No geral, as personagens simbolizam a servilidade e o rigor que a acompanha. Suas vidas extrapolam sua compreensão, sua única verdade é que devem servir ao mundo que os repugna. São – o discreto e obsequioso Kraus em particular – o resultado icônico da sociedade tal como a justificam a benevolência e justiça mentirosas da cristandade. Há neles uma beleza triste, que encerra o peso da punição e penitência, valores herdados e encrustrados da tradição judaico-cristã. Sua servilidade é pueril, todavia, pois que ingênua e conformada, o poder é seu pai severo e insone, inalcançável, uma sombra sempre vigilante. “Nesses dias em que limpamos, lavamos e areamos, lembramos aqueles duendes de Colônia, que conforme conta a lenda, faziam todo o trabalho pesado e cansativo movidos pela mais pura e sobrenatural bondade. O que nós, pupilos, fazemos, nós o fazemos porque temos que fazer, embora nenhum de nós saiba ao certo por que razão precisa fazê-lo”. Talvez seja essa puerilidade que faça ecoar os contos de fadas durante as palavras de Walser. Na verdade foi Walter Benjamin quem escreveu que “as figuras humanas de Robert Walser partilham sua nobreza infantil com as personagens dos contos de fadas”, uma comparação bonita e que traduz todo o universo de Jakob Von Gunten. Mesmo a prosa curta de Walser aumenta essa familiaridade com os contos de fadas, pois confere ao tempo em que a própria prosa se desenrola uma suspensão mágica, uma aparente consciência de infinitude; uma infinitude de breves finitudes. Nessa atmosfera rarefeita, o lúdico funciona como o ponto de parada certo de uma lucidez fugidia, metaforizando relações de poder ou simplesmente abstraindo a rudeza do inevitável destino das histórias dos pupilos tão respeitosos, que não é o de uma vida feliz para sempre, pois fatalmente suas divagações serão substituídas por uma vida de labor, serão enfim trazidas à realidade, onde a sabedoria é vã e a virtude, inútil. “Grandes são a lei, que determina, a coação, que obriga, e as muitas normas
inexoráveis a nos balizar a direção e o gosto. Aí está a grandeza, e não em nós, discípulos. Todos, eu, inclusive, sentimos que somos apenas anões minúsculos, pobres, dependentes, obrigados a constante obediência”.

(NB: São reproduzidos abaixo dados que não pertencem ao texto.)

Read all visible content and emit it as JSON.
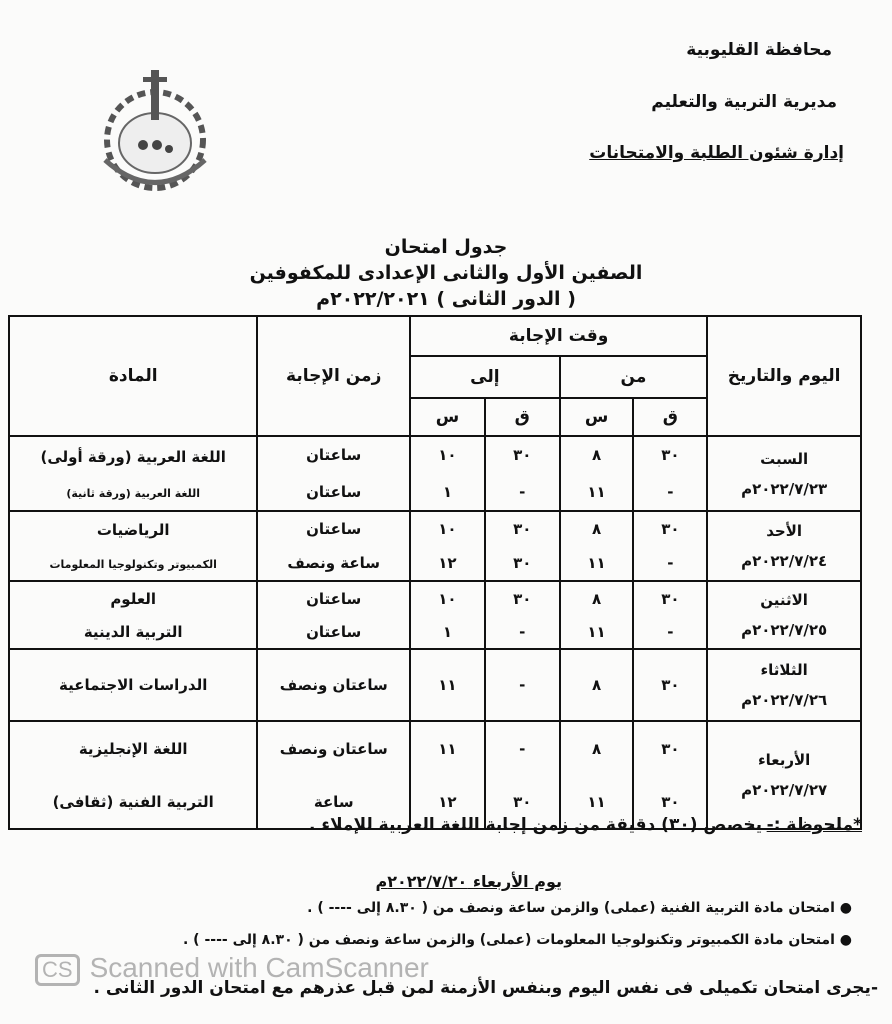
{
  "header": {
    "line1": "محافظة القليوبية",
    "line2": "مديرية التربية والتعليم",
    "line3": "إدارة شئون الطلبة والامتحانات"
  },
  "title": {
    "line1": "جدول امتحان",
    "line2": "الصفين الأول والثانى الإعدادى للمكفوفين",
    "line3": "( الدور الثانى ) ٢٠٢٢/٢٠٢١م"
  },
  "table": {
    "headers": {
      "day": "اليوم والتاريخ",
      "answer_time": "وقت الإجابة",
      "from": "من",
      "to": "إلى",
      "minute": "ق",
      "hour": "س",
      "duration": "زمن الإجابة",
      "subject": "المادة"
    },
    "rows": [
      {
        "day": "السبت",
        "date": "٢٠٢٢/٧/٢٣م",
        "lines": [
          [
            "٣٠",
            "٨",
            "٣٠",
            "١٠",
            "ساعتان",
            "اللغة العربية (ورقة أولى)"
          ],
          [
            "-",
            "١١",
            "-",
            "١",
            "ساعتان",
            "اللغة العربية (ورقة ثانية)"
          ]
        ]
      },
      {
        "day": "الأحد",
        "date": "٢٠٢٢/٧/٢٤م",
        "lines": [
          [
            "٣٠",
            "٨",
            "٣٠",
            "١٠",
            "ساعتان",
            "الرياضيات"
          ],
          [
            "-",
            "١١",
            "٣٠",
            "١٢",
            "ساعة ونصف",
            "الكمبيوتر وتكنولوجيا المعلومات"
          ]
        ]
      },
      {
        "day": "الاثنين",
        "date": "٢٠٢٢/٧/٢٥م",
        "lines": [
          [
            "٣٠",
            "٨",
            "٣٠",
            "١٠",
            "ساعتان",
            "العلوم"
          ],
          [
            "-",
            "١١",
            "-",
            "١",
            "ساعتان",
            "التربية الدينية"
          ]
        ]
      },
      {
        "day": "الثلاثاء",
        "date": "٢٠٢٢/٧/٢٦م",
        "lines": [
          [
            "٣٠",
            "٨",
            "-",
            "١١",
            "ساعتان ونصف",
            "الدراسات الاجتماعية"
          ]
        ]
      },
      {
        "day": "الأربعاء",
        "date": "٢٠٢٢/٧/٢٧م",
        "lines": [
          [
            "٣٠",
            "٨",
            "-",
            "١١",
            "ساعتان ونصف",
            "اللغة الإنجليزية"
          ],
          [
            "٣٠",
            "١١",
            "٣٠",
            "١٢",
            "ساعة",
            "التربية الفنية (ثقافى)"
          ]
        ]
      }
    ]
  },
  "notes": {
    "label": "*ملحوظة :-",
    "text": "يخصص (٣٠) دقيقة من زمن إجابة اللغة العربية للإملاء .",
    "day_heading": "يوم الأربعاء ٢٠٢٢/٧/٢٠م",
    "bullets": [
      "امتحان مادة التربية الفنية (عملى) والزمن ساعة ونصف من ( ٨.٣٠ إلى ---- ) .",
      "امتحان مادة الكمبيوتر وتكنولوجيا المعلومات (عملى) والزمن ساعة ونصف من ( ٨.٣٠ إلى ---- ) ."
    ],
    "final": "-يجرى امتحان تكميلى فى نفس اليوم وبنفس الأزمنة لمن قبل عذرهم مع امتحان الدور الثانى ."
  },
  "watermark": {
    "badge": "CS",
    "text": "Scanned with CamScanner"
  }
}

Walser parece um pintor, ele nos causa impressões sobre as impressões, descreve as cenas e deixa que elas falem por si mesmas no silêncio. Há uma melancolia que resiste neste momento reticente e dela desabrocha a profunda sensibilidade de Walser para a beleza que há em tudo que é genuinamente humano. Sua poesia paira aí, mas é tão plena quanto um depósito de tinta que a transcrevesse. Sua prosa é lírica, dotada de uma poesia discreta e modesta. Um pouco como Kraus, sua poesia esgueira-se e embeleza o texto, imperceptível, sem fazer alarde para si, uma beleza inesperada e portanto natural, espontânea e quase corriqueira. Walser traduz em toda a sua escrita a simplicidade, encarna-a através do magnífico subterfúgio do experimento literário rapsódico do diário, que permite qualquer coisa a seu narrador, que pense em voz alta, exprima juízos ou sensações, que tagarele sem sentido ou somente devaneie, sem jamais abandonar seu posto libertador de singelo observador, a forçosamente desgarrar-se da inocência infantil.